Histopathological Findings Within Non-Tumoral Breast Parenchyma
We also described several findings within the non-tumoral breast parenchyma of patients with IPC. Columnar cell changes with or without atypia, apocrine metaplasia (mostly in the form of cystic papillary apocrine hyperplasia), fibrocystic changes, and ductal ectasia were the most frequent findings noted in surrounding breast parenchyma.
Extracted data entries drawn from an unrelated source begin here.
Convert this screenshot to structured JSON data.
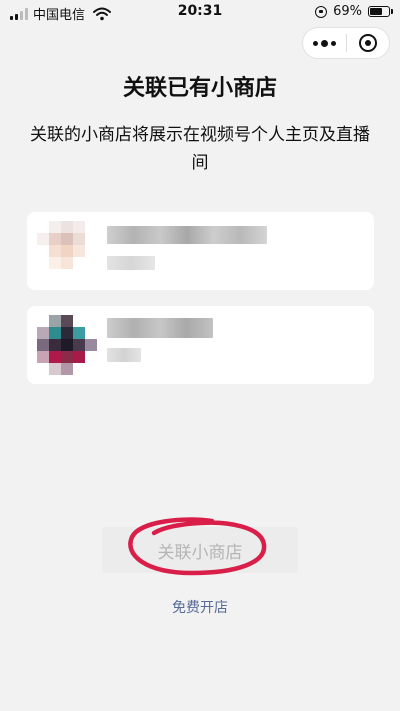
{
  "status_bar": {
    "carrier": "中国电信",
    "time": "20:31",
    "battery": "69%",
    "battery_level": 0.69
  },
  "capsule": {
    "more_icon": "more-dots-icon",
    "close_icon": "target-circle-icon"
  },
  "page": {
    "title": "关联已有小商店",
    "subtitle": "关联的小商店将展示在视频号个人主页及直播间"
  },
  "primary_button": {
    "label": "关联小商店",
    "state": "disabled"
  },
  "secondary_link": {
    "label": "免费开店",
    "color": "#576b95"
  },
  "annotation": {
    "color": "#d81e49"
  },
  "colors": {
    "background": "#f2f2f2",
    "card": "#ffffff",
    "button_disabled_bg": "#ececec",
    "button_disabled_text": "#b5b5b5"
  }
}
In conclusion, we retrospectively reviewed the H&E slides of cases diagnosed as invasive breast carcinoma between 2010 and 2018 and described the clinicopathological findings of the cases with pure and mixed-type IPC in our department. Consequently, IPC was detected in 1.9% of all the cases with invasive breast carcinoma, of which 0.6% was of the pure-type form and 1.3% exhibited a mixed-type histology. IPC was detected mostly as an accompanying carcinoma to IDC and showed Luminal B molecular phenotype with intermediate-to-high grade features. DCIS was usually coexistent with IPC. The patients mostly presented in the early stages of breast cancer with palpable breast mass and/or radiographic abnormality at postmenopausal age. Tumor location in the retroareolar region or inner quadrant and multiple tumors were detected at a higher frequency. Columnar cell changes, apocrine metaplasia, fibrocystic changes, and ductal ectasia were the most frequent findings within the non-tumoral breast parenchyma.